= Christine Schweitzer =

German pacifist

Christine Schweitzer (born 1959) is a German pacifist whose PhD was as a peace researcher. In 2009, she completed her doctorate on interventions in the former Yugoslavia at Coventry University under the supervision of Andrew Rigby.

In addition to her work as a peace researcher, she is active as a practitioner in the field of civil conflict transformation and in the peace movement.

== Life ==
Christine Schweitzer was born in 1959 in Hamburg. She studied ethnology as well as prehistory and early history in Göttingen and Cologne from 1978 to 1987, graduating with a Master of Arts (M.A. phil.) degree. Subsequently, she was politically active in the Federation of Nonviolent Action Groups – Grassroots Revolution (FöGA) and worked at the "Graswurzelwerkstatt" (Grassroots Workshop) in Cologne until 1992. In 1988 and 1989, she was involved in founding the Bund für Soziale Verteidigung (Association for Social Defense) (BSV).

During the 1990s, she focused on conflicts in the former Yugoslavia through various projects, including as a co-founder of the international Balkan Peace Teams. From 1995 to 1998, she was employed as a scientific advisor under contract by the State Chancellery of Düsseldorf in the "Foreign Relations" department; in this role, she supported the state government in tasks such as developing a training program for peace specialists within the framework of the emerging Ziviler Friedensdienst (Civil Peace Service}. Schweitzer served as Executive Director of the BSV for the first time from 1998 to 2000 and has also been employed by the Institute for Peace Work and Nonviolent Conflict Resolution (IFGK) since 2001. Concurrently, she began working (2000–2008) as Research Director and later Programme Director for the international non-governmental organization (NGO) Nonviolent Peaceforce.
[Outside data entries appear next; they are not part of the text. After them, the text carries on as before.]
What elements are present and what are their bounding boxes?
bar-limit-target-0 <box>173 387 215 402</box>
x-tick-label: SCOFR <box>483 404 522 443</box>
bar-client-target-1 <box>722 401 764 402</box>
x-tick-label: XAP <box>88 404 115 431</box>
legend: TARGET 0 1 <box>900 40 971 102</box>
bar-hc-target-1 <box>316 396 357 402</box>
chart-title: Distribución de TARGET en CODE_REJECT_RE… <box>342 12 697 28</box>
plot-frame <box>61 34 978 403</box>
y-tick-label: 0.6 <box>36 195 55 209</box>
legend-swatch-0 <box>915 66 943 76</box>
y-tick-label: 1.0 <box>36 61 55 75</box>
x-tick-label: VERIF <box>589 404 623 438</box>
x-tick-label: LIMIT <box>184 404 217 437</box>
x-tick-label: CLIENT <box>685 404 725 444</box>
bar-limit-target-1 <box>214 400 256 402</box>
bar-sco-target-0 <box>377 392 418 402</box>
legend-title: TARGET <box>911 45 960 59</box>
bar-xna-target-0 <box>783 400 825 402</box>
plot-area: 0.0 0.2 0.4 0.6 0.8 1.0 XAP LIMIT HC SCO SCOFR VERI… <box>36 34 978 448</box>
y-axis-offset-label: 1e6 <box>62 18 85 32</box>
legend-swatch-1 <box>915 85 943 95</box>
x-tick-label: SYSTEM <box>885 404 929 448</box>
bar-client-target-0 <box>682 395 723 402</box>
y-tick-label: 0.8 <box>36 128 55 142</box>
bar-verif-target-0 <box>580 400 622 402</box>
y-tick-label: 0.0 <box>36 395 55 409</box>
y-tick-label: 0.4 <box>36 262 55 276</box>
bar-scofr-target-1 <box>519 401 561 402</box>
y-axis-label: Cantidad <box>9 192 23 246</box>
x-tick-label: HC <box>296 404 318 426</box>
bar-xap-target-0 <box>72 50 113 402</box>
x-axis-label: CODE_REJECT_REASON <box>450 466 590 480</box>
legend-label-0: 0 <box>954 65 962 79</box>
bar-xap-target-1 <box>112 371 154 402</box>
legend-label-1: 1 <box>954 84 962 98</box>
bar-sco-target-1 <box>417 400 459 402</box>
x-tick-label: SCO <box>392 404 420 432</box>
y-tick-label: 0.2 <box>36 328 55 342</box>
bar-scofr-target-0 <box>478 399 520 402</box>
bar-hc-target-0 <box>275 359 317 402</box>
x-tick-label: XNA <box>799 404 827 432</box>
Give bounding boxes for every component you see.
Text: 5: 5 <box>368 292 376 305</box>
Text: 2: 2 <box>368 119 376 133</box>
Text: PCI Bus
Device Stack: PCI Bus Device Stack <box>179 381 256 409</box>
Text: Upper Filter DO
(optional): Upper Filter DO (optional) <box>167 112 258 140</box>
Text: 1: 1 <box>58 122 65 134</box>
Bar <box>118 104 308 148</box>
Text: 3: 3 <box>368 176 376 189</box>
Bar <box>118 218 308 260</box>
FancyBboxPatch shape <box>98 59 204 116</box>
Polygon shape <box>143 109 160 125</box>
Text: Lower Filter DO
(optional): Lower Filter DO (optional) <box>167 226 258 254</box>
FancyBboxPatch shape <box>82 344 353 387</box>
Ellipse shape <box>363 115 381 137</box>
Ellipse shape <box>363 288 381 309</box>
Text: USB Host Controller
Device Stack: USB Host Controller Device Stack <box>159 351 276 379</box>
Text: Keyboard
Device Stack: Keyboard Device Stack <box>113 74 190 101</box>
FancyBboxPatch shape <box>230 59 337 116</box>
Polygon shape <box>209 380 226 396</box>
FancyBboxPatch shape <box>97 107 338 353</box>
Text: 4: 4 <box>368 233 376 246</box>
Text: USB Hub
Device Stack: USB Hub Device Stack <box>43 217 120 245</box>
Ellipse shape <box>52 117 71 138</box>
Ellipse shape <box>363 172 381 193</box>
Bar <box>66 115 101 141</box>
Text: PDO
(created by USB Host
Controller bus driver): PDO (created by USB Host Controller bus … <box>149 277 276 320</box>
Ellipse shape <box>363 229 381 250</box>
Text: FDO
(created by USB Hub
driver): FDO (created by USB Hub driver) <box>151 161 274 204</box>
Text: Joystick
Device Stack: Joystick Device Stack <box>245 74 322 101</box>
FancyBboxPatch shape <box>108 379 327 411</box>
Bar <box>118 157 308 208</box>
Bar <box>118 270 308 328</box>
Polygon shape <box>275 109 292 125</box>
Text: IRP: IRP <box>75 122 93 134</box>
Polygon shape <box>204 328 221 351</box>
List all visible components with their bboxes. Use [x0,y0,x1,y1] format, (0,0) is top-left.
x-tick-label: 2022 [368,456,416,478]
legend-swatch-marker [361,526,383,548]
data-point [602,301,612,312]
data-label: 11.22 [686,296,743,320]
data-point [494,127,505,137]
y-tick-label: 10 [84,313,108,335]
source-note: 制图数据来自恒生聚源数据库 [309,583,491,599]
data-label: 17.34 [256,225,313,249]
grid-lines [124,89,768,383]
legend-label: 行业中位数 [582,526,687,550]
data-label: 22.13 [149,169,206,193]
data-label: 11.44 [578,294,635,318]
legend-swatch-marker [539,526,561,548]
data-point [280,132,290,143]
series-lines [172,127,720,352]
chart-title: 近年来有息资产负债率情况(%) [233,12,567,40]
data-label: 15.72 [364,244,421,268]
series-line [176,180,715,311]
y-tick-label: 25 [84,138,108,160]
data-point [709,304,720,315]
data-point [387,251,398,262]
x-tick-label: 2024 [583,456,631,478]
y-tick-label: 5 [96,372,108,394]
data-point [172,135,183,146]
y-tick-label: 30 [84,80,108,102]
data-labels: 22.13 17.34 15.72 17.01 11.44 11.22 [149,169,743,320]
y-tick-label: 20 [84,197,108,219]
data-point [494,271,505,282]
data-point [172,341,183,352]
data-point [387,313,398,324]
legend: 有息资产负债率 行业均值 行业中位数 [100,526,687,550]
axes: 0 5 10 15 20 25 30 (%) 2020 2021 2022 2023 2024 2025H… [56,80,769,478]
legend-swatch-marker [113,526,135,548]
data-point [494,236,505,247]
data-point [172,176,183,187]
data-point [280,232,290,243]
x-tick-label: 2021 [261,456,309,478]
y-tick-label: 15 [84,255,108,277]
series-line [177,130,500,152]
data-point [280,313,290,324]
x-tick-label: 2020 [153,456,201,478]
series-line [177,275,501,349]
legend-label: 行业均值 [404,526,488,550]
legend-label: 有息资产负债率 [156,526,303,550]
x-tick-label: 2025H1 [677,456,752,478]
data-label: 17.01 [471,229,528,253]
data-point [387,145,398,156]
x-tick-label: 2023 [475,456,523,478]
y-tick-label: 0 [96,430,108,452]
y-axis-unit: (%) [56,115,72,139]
From 2010 to 2012, she primarily conducted commissioned studies and twice served as Interim Programme Director for Nonviolent Peaceforce. Since October 2012, she has worked concurrently as a research associate for the IFGK and—until her retirement in March 2025—also served as Executive Director of the BSV. She is also a long-standing editor of *FriedensForum*, a publication issued by the Peace Cooperative Network (Netzwerk Friedenskooperative). Her various volunteer activities in the peace movement and peace research included serving on the boards of War Resisters’ International, the journal *Wissenschaft und Frieden*, the Arbeitsgemeinschaft für Friedens- und Konfliktforschung (Working Group for Peace and Conflict Research, AFK), and the BSV. She is also involved with the Platform for Civil Conflict Transformation and the Archiv aktiv (Hamburg). From 2014 to 2019, she served as Chair of War Resisters' International (WRI).

== Publications ==

=== As Author ===
- (2025) Unarmed Civilian Protection. Lessons for Planning for Social Defence, IFGK AP 29, February 2025, and the German version:
  - (2025) Unbewaffneter ziviler Schutz. Anregungen für die Planung von Sozialer Verteidigung, IFGK AP 30, February 2025
- (2016) with Jörgen Johansen: To Prevent or to Stop Wars: What Can Peace Movements Do? Irene Publishing ISBN 9789188061126
- (2016) Unarmed Civilian Peacekeeping: Effectively Protecting Civilians Without Threat of Violence. Ellen Furnari, Rachel Julian and Christine Schweitzer, Editor: Bund für Soziale Verteidigung, Hintergrund- und Diskussionspapier Nr. 52, September 2016, 24 p.
- (2015) Gewaltfrei gegen Terror. Nichtmilitärische Optionen gegen den Islamischen Staat. / Non-violent Action Against Terror: Non-military Options Against the Islamic State. With essays by Christine Schweitzer and Kristin Williams. Edited by the Association for Social Defense (Bund für Soziale Verteidigung), November 2015.
- (2015) Soziale Verteidigung und Gewaltfreier Aufstand Reloaded. Neue Einblicke in zivilen Widerstand (Social Defense and Nonviolent Uprising Reloaded: New Insights into Civil Resistance). Hintergrund- und Diskussionspapier Nr. 40, February 2015. Bund für Soziale Verteidigung, Minden.
- (2013) Krieg überwinden – hat das halb volle Glas einen Sprung? / Overcoming war – does the half-full glass have a crack? Hintergrund- und Diskussionspapier Nr. 33. Bund für Soziale Verteidigung, Minden, April 2013.
- (2012) with Clemens Ronnefeldt, Karl Grobe-Hagel and Andreas Buro: Syrien zwischen gewaltfreiem Aufstand und Bürgerkrieg. Dossier V des Monitoring Projekts Zivile Konfliktbearbeitung. / Syria between non-violent uprising and civil war. Dossier V of the Civil Conflict Transformation Monitoring Project. Hrsg. Kooperation für den Frieden, Bonn (online).
- (2010) Strategies of Intervention in Protracted Violent Conflicts by Civil Society Actors. The Example of Interventions in the Violent Conflicts in the Area of Former Yugoslavia. 1990–2002. Soziopublishing, Vehrte, ISBN 978-3-935431-17-0 (online; PDF; 1,7 MB).
- (2010) Für eine Welt ohne Rüstung und Militär. Nachdenken über gewaltfreie Alternativen / For a world without armaments and the military. Reflecting on non-violent alternatives.. AP 24, September. IFGK, Wahlenau (online; PDF; 378 kB).
- (2009) Erfolgreich gewaltfrei. Professionelle Praxis in ziviler Friedensförderung. / Successfully Non-Violent: Professional Practice in Civil Peacebuilding. Hrsg. IFA, IFA, Berlin (online).